Starting from One Cell
• The human body has an organ system to
reproduce humans. It is called the
Reproductive System.
• Babies are born with all the parts they
need for their reproductive systems, but
the system doesn’t start working until
around Age 12.
Puberty
• Around the time kids turn 12 (may be
younger or older), another organ system
starts sending hormones to the
reproductive system. Do you remember
what system sends hormones?
• Right! The Endocrine System.
• The hormones tell the reproductive system
to start producing sex cells.
• This age in a child’s life is called “puberty”.
Sex Cells
• In the female, sex cells are called eggs.
• In the male, sex cells are called sperm.

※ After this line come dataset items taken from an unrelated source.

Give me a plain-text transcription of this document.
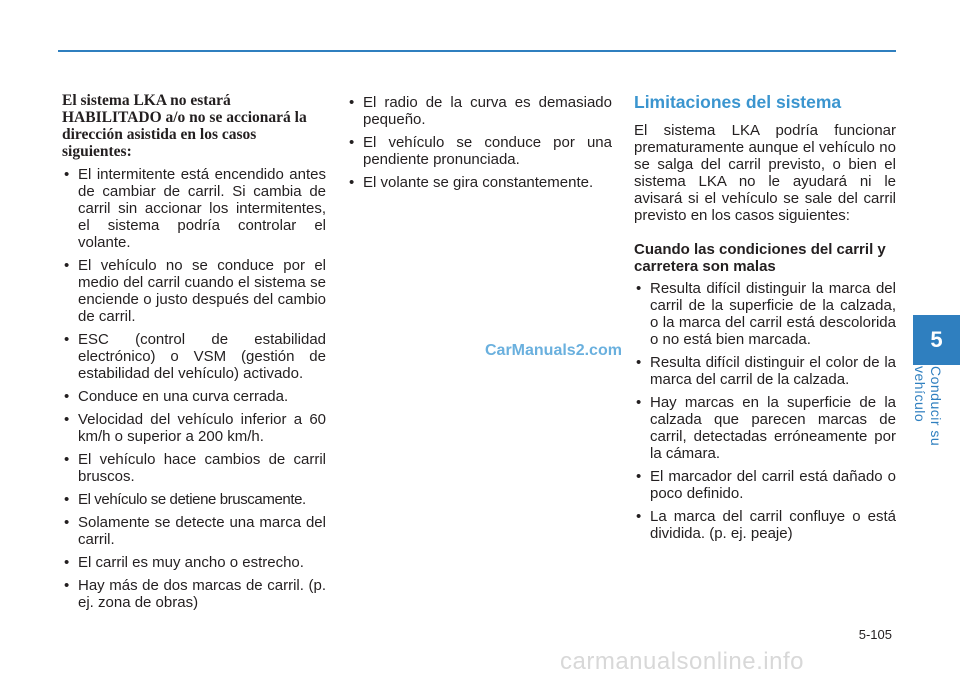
El sistema LKA no estará HABILITADO a/o no se accionará la dirección asistida en los casos siguientes:

• El intermitente está encendido antes de cambiar de carril. Si cambia de carril sin accionar los intermitentes, el sistema podría controlar el volante.
• El vehículo no se conduce por el medio del carril cuando el sistema se enciende o justo después del cambio de carril.
• ESC (control de estabilidad electrónico) o VSM (gestión de estabilidad del vehículo) activado.
• Conduce en una curva cerrada.
• Velocidad del vehículo inferior a 60 km/h o superior a 200 km/h.
• El vehículo hace cambios de carril bruscos.
• El vehículo se detiene bruscamente.
• Solamente se detecte una marca del carril.
• El carril es muy ancho o estrecho.
• Hay más de dos marcas de carril. (p. ej. zona de obras)
• El radio de la curva es demasiado pequeño.
• El vehículo se conduce por una pendiente pronunciada.
• El volante se gira constantemente.
Limitaciones del sistema

El sistema LKA podría funcionar prematuramente aunque el vehículo no se salga del carril previsto, o bien el sistema LKA no le ayudará ni le avisará si el vehículo se sale del carril previsto en los casos siguientes:

Cuando las condiciones del carril y carretera son malas

• Resulta difícil distinguir la marca del carril de la superficie de la calzada, o la marca del carril está descolorida o no está bien marcada.
• Resulta difícil distinguir el color de la marca del carril de la calzada.
• Hay marcas en la superficie de la calzada que parecen marcas de carril, detectadas erróneamente por la cámara.
• El marcador del carril está dañado o poco definido.
• La marca del carril confluye o está dividida. (p. ej. peaje)
5
Conducir su vehículo
CarManuals2.com
5-105
carmanualsonline.info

• These two kinds of sex cells cannot make
new life on their own, they must join together
and become one cell. When that happens,
we say the sperm fertilizes the egg.
One Cell Continued
• The sperm and egg combine to make one
cell. That one cell divides and becomes
two cells. Those cells divide and make
four cells and so on.
• As the cells divide, they form tissues,
organs and different body parts. Slowly,
the cells build up to make a baby. This
forming baby is called a fetus.
Reproductive Organs
Male:
• Testicles make sperm cells. (Men have
two testicles). The sperm travel from the
testicles through tubes to leave the body.
The final portion of the sperm’s journey in
a male body goes through the urethra in
the penis. (Note: When a male urinates,
urine passes through this same tube.)
Reproductive Organs
Female:
• The ovary produces egg cells. (Women have
two ovaries – one on each side).
• The egg cells move through fallopian tubes. If
the egg cell joins a sperm cell along the way, it
becomes fertilized. It then attaches itself to the
wall of the uterus where it will grow and
develop into a fetus. (Note: if the egg does not
meet a sperm, it is simply absorbed back into
the body…this happens very often. Women
make eggs every month.)
Reproductive Organs
Female:
• The fetus lives in the uterus. When the
fetus is fully developed, it is a baby ready
to be born. It leaves the uterus through
the vagina in an amazing and painful
process.
• How long do you think it takes a fetus to
develop and be ready to be born?
Nine Months
• It takes 40 weeks (or just over 9 months)
for a baby to develop
• Life starts at one cell. The cell multiplies
and attaches itself to the wall of the uterus.
At that stage, it is called an embryo. It
does not yet look like a human baby, but it
is alive (its heart is formed and beating.)
• Look at the diagram on Page 136 to see
how an embryo turns into a fetus.
3 Months
• In Picture B, the forming baby is 3 months old. It is
now starting to look like a human baby. At this
stage, it is no longer called an embryo…it is now a
fetus.
• It has nerves, lungs, stomach, intestines, bladder
and muscles. The muscles are working and allow
the baby to move in the uterus.
• The baby is still connected to the wall of the uterus,
but now it is through a tube to the placenta.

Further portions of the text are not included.